Compared to "Bioremediation", the advantage is very obvious. The most important one is that plant has a set of photosynthetic autotrophic system which means it can degrade 1,2,3-TCP in a long time and just need little nutrition input, easier and cheaper. The plant can aslo stabilized soil and absorb CO2 while clean the environment. Furthermore, plant material can be reworks into wood chips, pulp and some of the plants that treat heavy metals, and heavy metals are recovered. "Phytoremediation" mainly contains four ways: Phytoextraction, Phytostabilization, Phytovolatilization, Phytodegradation.

Figure 4 The four main models of Phytoremediation


Combined with the physical and chemical properties of 1,2,3-TCP, we learn about that 1,2,3-TCP is unlikely to become concentrated in plants other aquatic organisms because it has a low estimated bioconcentration factor (BCF) and sticking coefficient(lgKoc). So it is difficult to treat 1,2,3-TCP using phytoextraction and phytostabilization. Moreover, it needs a complex system to deal with these plant if we choose phytoextraction and phytostabilization, which require much time and effort.
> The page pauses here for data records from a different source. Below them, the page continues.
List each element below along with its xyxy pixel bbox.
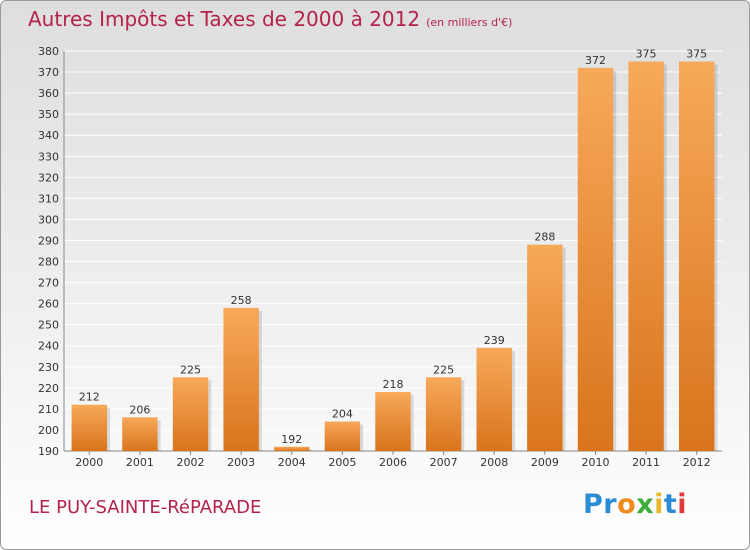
x-tick-label: 2006 <box>379 456 407 469</box>
x-tick-label: 2011 <box>632 456 660 469</box>
y-tick-label: 370 <box>38 66 59 79</box>
y-tick-label: 310 <box>38 192 59 205</box>
bar <box>172 377 209 451</box>
bar <box>71 404 108 451</box>
y-tick-label: 360 <box>38 87 59 100</box>
bar-value-label: 212 <box>79 391 100 404</box>
x-tick-label: 2010 <box>581 456 609 469</box>
logo-letter: i <box>654 489 664 520</box>
bar-value-label: 225 <box>433 363 454 376</box>
bar-value-label: 192 <box>281 433 302 446</box>
logo-letter: r <box>603 489 618 520</box>
x-tick-label: 2000 <box>75 456 103 469</box>
x-tick-label: 2008 <box>480 456 508 469</box>
bar-value-label: 375 <box>686 48 707 61</box>
y-tick-label: 190 <box>38 445 59 458</box>
y-tick-label: 320 <box>38 171 59 184</box>
bar <box>375 392 411 451</box>
x-tick-label: 2005 <box>328 456 356 469</box>
logo-letter: i <box>677 489 688 520</box>
bar-value-label: 204 <box>332 408 353 421</box>
bar-value-label: 288 <box>534 231 555 244</box>
x-tick-label: 2002 <box>177 456 205 469</box>
bar-value-label: 258 <box>231 294 252 307</box>
y-tick-label: 200 <box>38 424 59 437</box>
chart-title: Autres Impôts et Taxes de 2000 à 2012 (en… <box>28 7 512 31</box>
y-tick-label: 380 <box>38 45 59 58</box>
bar-value-label: 218 <box>383 378 404 391</box>
bar <box>628 61 664 452</box>
bar <box>425 377 462 451</box>
bar-value-label: 239 <box>484 334 505 347</box>
y-tick-label: 210 <box>38 403 59 416</box>
chart-title-text: Autres Impôts et Taxes de 2000 à 2012 <box>28 7 421 31</box>
bar <box>223 307 259 451</box>
y-tick-label: 240 <box>38 340 59 353</box>
bar-value-label: 372 <box>585 54 606 67</box>
logo-letter: o <box>617 489 637 520</box>
y-tick-label: 280 <box>38 256 59 269</box>
y-tick-label: 260 <box>38 298 59 311</box>
x-tick-label: 2004 <box>278 456 306 469</box>
proxiti-logo[interactable]: Proxiti <box>583 489 687 520</box>
bar <box>274 446 310 451</box>
logo-letter: x <box>636 489 655 520</box>
bar-value-label: 225 <box>180 363 201 376</box>
bar-value-label: 206 <box>129 403 150 416</box>
x-tick-label: 2009 <box>531 456 559 469</box>
y-tick-label: 220 <box>38 382 59 395</box>
logo-letter: t <box>663 489 678 520</box>
x-tick-label: 2003 <box>227 456 255 469</box>
bar <box>122 417 158 451</box>
y-tick-label: 270 <box>38 277 59 290</box>
chart-subtitle: (en milliers d'€) <box>426 16 513 29</box>
x-tick-label: 2007 <box>430 456 458 469</box>
commune-name: LE PUY-SAINTE-RéPARADE <box>29 497 262 518</box>
y-tick-label: 290 <box>38 234 59 247</box>
bar-value-label: 375 <box>636 48 657 61</box>
logo-letter: P <box>583 489 604 520</box>
y-tick-label: 330 <box>38 150 59 163</box>
bar <box>476 347 512 451</box>
bar <box>577 67 614 451</box>
y-tick-label: 250 <box>38 319 59 332</box>
y-tick-label: 350 <box>38 108 59 121</box>
x-tick-label: 2001 <box>126 456 154 469</box>
bar <box>527 244 563 451</box>
bar <box>678 61 715 452</box>
bar <box>324 421 361 451</box>
y-tick-label: 300 <box>38 213 59 226</box>
x-tick-label: 2012 <box>683 456 711 469</box>
y-tick-label: 340 <box>38 129 59 142</box>
y-tick-label: 230 <box>38 361 59 374</box>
By the way, phytovolatilization is more unsuitable because 1,2,3-TCP , inhaled by human body, will create more damage in the gas. Thus, we finally identified the strategy of phytodegradation. We introduce the gene of three enzyme-haloalkane dehalogenase(dhA31),haloalcohol dehalogenase(HheC) Epichlorohydrin epoxide hydrolase (echA) into model plant- Nicotiana tabacum and transform 1,2,3-TCP into glycerol.